“等他真要了再说吧。”宋隐倒是一如既往地乐观着,“我这就算是解禁了吧?那是不是就能吃东西了?”

    二狗点点头,张口想说些什么,却半途中换了口型:“刚才你还收到了一份从商城传来的物品,已经放在了指定的收货位上。”

    “是什么?”

    “不知道。”二狗反问,“需要授权我帮忙打开查看么?”

    “不用了。狗子你赶紧帮我定一碗皮蛋瘦肉粥,不要葱不要香菜多加油条。我饿得太久了,得先适应适应才能大鱼大肉。走,咱们下楼去。”

    说着,他向二狗伸出手去,拜托辅佐官受累,将自己从地上拉拽起来。

    然而二狗提供的服务更加彻底——他直接将宋隐打横抱起,步履轻快地朝楼下走去。

    ————

    宋隐的面前摆着两碗粥。

    其中一碗是皮蛋瘦肉粥,他刚才让二狗帮忙在商城里点的。另一碗则是鸡丝滑蛋粥,是他从商城里收到的“礼物”。

    送粥之人究竟是谁,完全无迹可查,但可以肯定粥品本身没有任何问题,而且也没放葱、没放香菜,倒是泡了一大堆的油条。

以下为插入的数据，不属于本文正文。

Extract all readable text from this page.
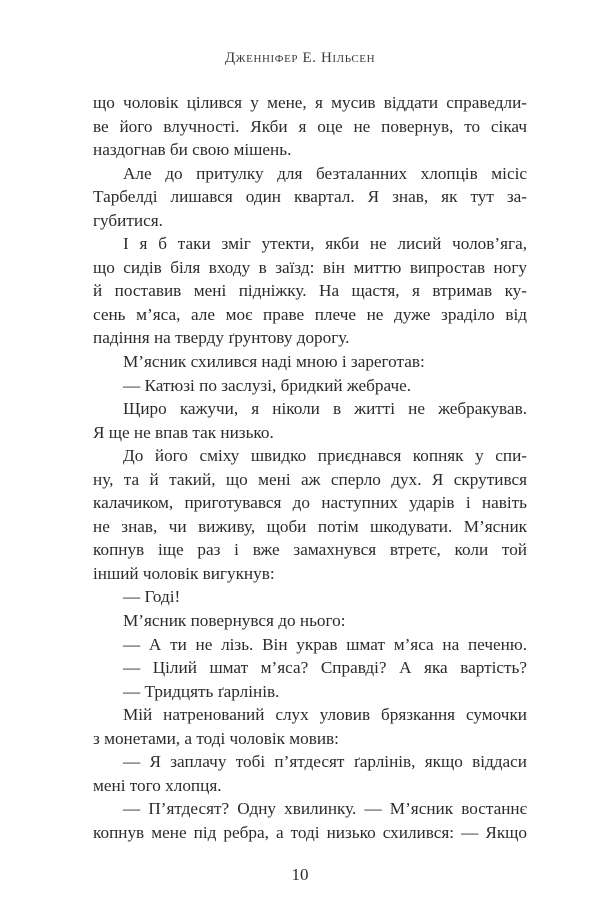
Дженніфер Е. Нільсен
що чоловік цілився у мене, я мусив віддати справедли-
ве його влучності. Якби я оце не повернув, то сікач
наздогнав би свою мішень.
Але до притулку для безталанних хлопців місіс
Тарбелді лишався один квартал. Я знав, як тут за-
губитися.
І я б таки зміг утекти, якби не лисий чолов’яга,
що сидів біля входу в заїзд: він миттю випростав ногу
й поставив мені підніжку. На щастя, я втримав ку-
сень м’яса, але моє праве плече не дуже зраділо від
падіння на тверду ґрунтову дорогу.
М’ясник схилився наді мною і зареготав:
— Катюзі по заслузі, бридкий жебраче.
Щиро кажучи, я ніколи в житті не жебракував.
Я ще не впав так низько.
До його сміху швидко приєднався копняк у спи-
ну, та й такий, що мені аж сперло дух. Я скрутився
калачиком, приготувався до наступних ударів і навіть
не знав, чи виживу, щоби потім шкодувати. М’ясник
копнув іще раз і вже замахнувся втретє, коли той
інший чоловік вигукнув:
— Годі!
М’ясник повернувся до нього:
— А ти не лізь. Він украв шмат м’яса на печеню.
— Цілий шмат м’яса? Справді? А яка вартість?
— Тридцять ґарлінів.
Мій натренований слух уловив брязкання сумочки
з монетами, а тоді чоловік мовив:
— Я заплачу тобі п’ятдесят ґарлінів, якщо віддаси
мені того хлопця.
— П’ятдесят? Одну хвилинку. — М’ясник востаннє
копнув мене під ребра, а тоді низько схилився: — Якщо
10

    宋隐惊了:“这谁啊?是我肚子里的蛔虫,还是什么炼狱版的田螺姑娘?”

    “还不是你在直播的时候自言自语了一堆想吃的和不喜欢的东西。”

    按照二狗的“绝对理性”分析,肯定是他的碎碎念让人起了同情心,这才送来了慰问品。

    而宋隐则更进一步推断:受罚期间自己的邮箱一直处于封禁状态,无法接受礼物。而能够准确知道邮箱何时解禁的人,必然是那个帮他付了巨额罚款的金主爸爸——云实。

    “这个土豪对我可真好啊。”

    宋隐舔了舔嘴唇上挂着的米浆,开始想入非非:“一开始阻止我去冒险,接着帮我出谋划策,然后打赏了我五万块,还给我点了一大份特供爱心暖胃粥……你说,他会不会是我爸或者我妈?这炼狱里会不会有已经过世了的人常驻?”

    “据我所知并没有。”

    二狗无法理解所谓亲情的人类情感,他直接打破了宋隐的妄想:“虽然没有切身体验,但我听说在你们人类的社交法则里,人情比金钱更贵重。还是请多想想到时候云实找上门来,你应该怎么还这份人情。”

    “这有什么可想的,光脚不怕穿鞋。”宋隐笑笑,“大不了以身相许喽。难得还有人要我,我无所谓。”

    倒也真是巧了,他刚说完这句话,桌上的手机就发出急促的震动。宋隐拿起来一看,屏幕上赫然是个“半熟人”的名字——“沙弗莱”

    “不是说只有好友之间才能通话的吗?这家伙怎么能打电话过来?”宋隐莫名其妙,抬头看看二狗。

    二狗回了他一个嫌弃的眼神:“你之前是跟着他混进俱乐部的,那时候系统就自动识别你们为好友了。”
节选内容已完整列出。